Does your son still have his ability?
Its def a spectrum.
In the easiest look at people like me who complain very quick if something is wrong like to warm to cold to sweaty etc. and others not even ackknowliding it at all
As is talking whilst listening to another conversation - eg. Giving a lecture whilst eves dropping on the people talking at the back of the lecture theatre.
However, having a two way conversation with one person whilst listening to another is really hard.
Not sure why.
Its a kind of context juggling mechanism in both cases, and it feels like the same mental muscle being exercised in both cases.
I wonder if there is a worthwhile experiment to be conducted wherein an EEG'ed pinball player gets to play pinball with easy multi ball targets, while also listening to German and English speakers, and then passing a test at the end of it .. because I sure have been preparing for that kind of scenario lately ..
The Dangerously Corrupted and Criminally Insane Mind of the ADHD Afflicted!
I wonder if reading aloud might be like walking.
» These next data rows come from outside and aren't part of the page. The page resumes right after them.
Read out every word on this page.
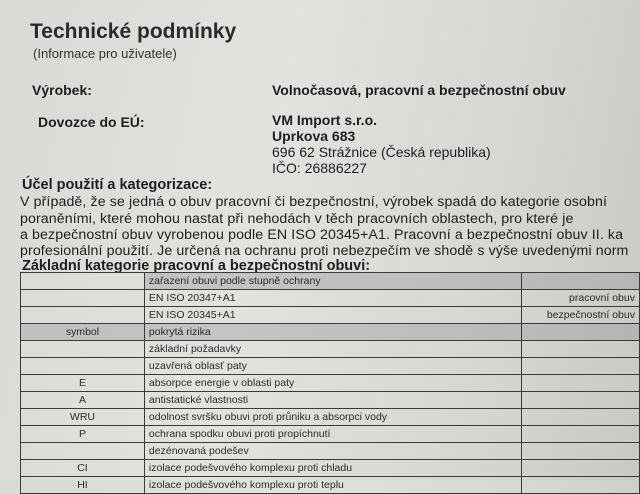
Technické podmínky
(Informace pro uživatele)
Výrobek:	Volnočasová, pracovní a bezpečnostní obuv
Dovozce do EÚ:	VM Import s.r.o.
Uprkova 683
696 62 Strážnice (Česká republika)
IČO: 26886227
Účel použití a kategorizace:
V případě, že se jedná o obuv pracovní či bezpečnostní, výrobek spadá do kategorie osobní
poraněními, které mohou nastat při nehodách v těch pracovních oblastech, pro které je
a bezpečnostní obuv vyrobenou podle EN ISO 20345+A1. Pracovní a bezpečnostní obuv II. ka
profesionální použití. Je určená na ochranu proti nebezpečím ve shodě s výše uvedenými norm
Základní kategorie pracovní a bezpečnostní obuvi:
	zařazení obuvi podle stupně ochrany	
	EN ISO 20347+A1	pracovní obuv
	EN ISO 20345+A1	bezpečnostní obuv
symbol	pokrytá rizika	
	základní požadavky	
	uzavřená oblasť paty	
E	absorpce energie v oblasti paty	
A	antistatické vlastnosti	
WRU	odolnost svršku obuvi proti průniku a absorpci vody	
P	ochrana spodku obuvi proti propíchnutí	
	dezénovaná podešev	
CI	izolace podešvového komplexu proti chladu	
HI	izolace podešvového komplexu proti teplu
I can be walking and speaking to a person at the same time.
Also, our brains will encode the differences in registers to evoke emotion differently, which is often used by horror films to make a scene scarier[0]. Evolutionarily this is probably to detect screams or babies crying, a rustling bush, etc.
Speech encoding, at least per this article, has little to do with that. We don't have music encoding so much as we have pattern recognition, instinctual emotional respond to sound, etc.
Another great video about how music is perceived in animals is [1], just while we're on the topic.